In fact, with everything Morgan shows me, I start to understand why she moves so much. Morgan isn’t just running, even if she thinks she is. No, her lifestyle isn’t simply because she fears commitment. It’s because she loves change.
She sees the beauty in change. In growth. Change is vital to gardening, her passion. The rose garden we passed hasn’t bloomed yet, but if we were to return here later in the year, we could stand where we do now and see something completely different.
Contemplating the inherent reality of nature, I realize I just considered what would happen if we returned here. Not I.
How’s that for change?
Morgan leads us into the heart of the Huntington Gardens, where huge trees literally reach their hanging foliage to the ground, ensconcing their trunks in rounded canopies of seclusion.
If one loves gardening like Morgan does, I reason, one must love change. It’s a welcome way to live, I think. Learning to love change, when change is everywhere, uniting every living thing. Only death ever stays the same forever.
Morgan slows under the trees’ concealing cover. Their draped leaves surround us on every side, enclosing us in peaceful shade. Right when Morgan looks up, meeting my eyes, the wind blows gently through, rustling the leaves, sending stray petals from outside dancing to our feet.
It feels…paranormal.
When some of the petals catch in Morgan’s hair, she laughs that same dauntless, silver-sunshine laugh. She sweeps her hand through her chestnut locks, picking for petals with mediocre success.
Undeniably drawn to her, I step closer. I reach up tenderly.
Morgan’s breathing stills.

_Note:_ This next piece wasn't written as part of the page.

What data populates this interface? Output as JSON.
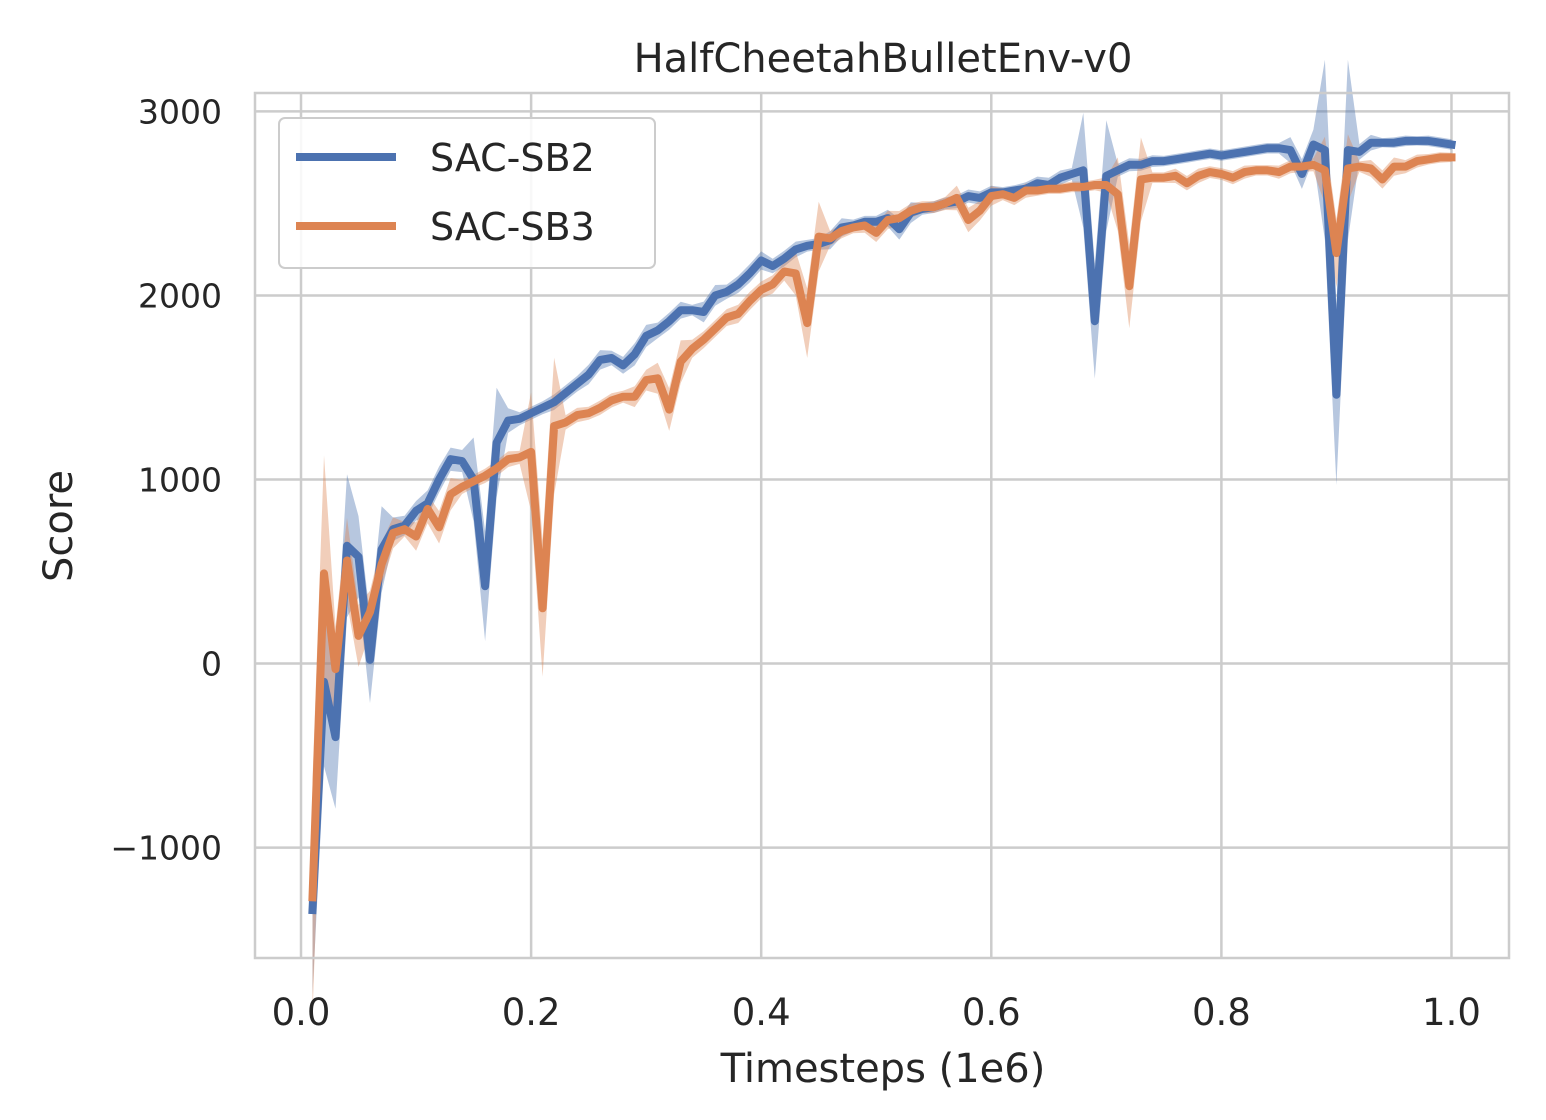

Her eyes hold my gaze while I pluck each rose petal. Her lips open in imitation of their shape, her cheeks matching their cream-pink hue.
My heart pounds painfully in my chest. Change is coming. I feel it throughout my whole body. My first kiss with Morgan was confused, impulsive, grief-racked.
It wasn’t perfect, which means it wasn’t enough.
I lean in, cradling Morgan’s head in my hands, perfectly positioned from where my fingers roamed her hair. Now they caress her pinkening skin.
Morgan holds my stare. Her mouth slants up.
When my lips meet hers, she gasps. I think I do the same. Every moment feels like passion in bloom, like something once concealed underground now unfolding into gorgeous color. I’m swept up in the beauty of change—the surreal sweetness of kissing this woman who feels like life herself.
For just one moment, I let it leave me weightless.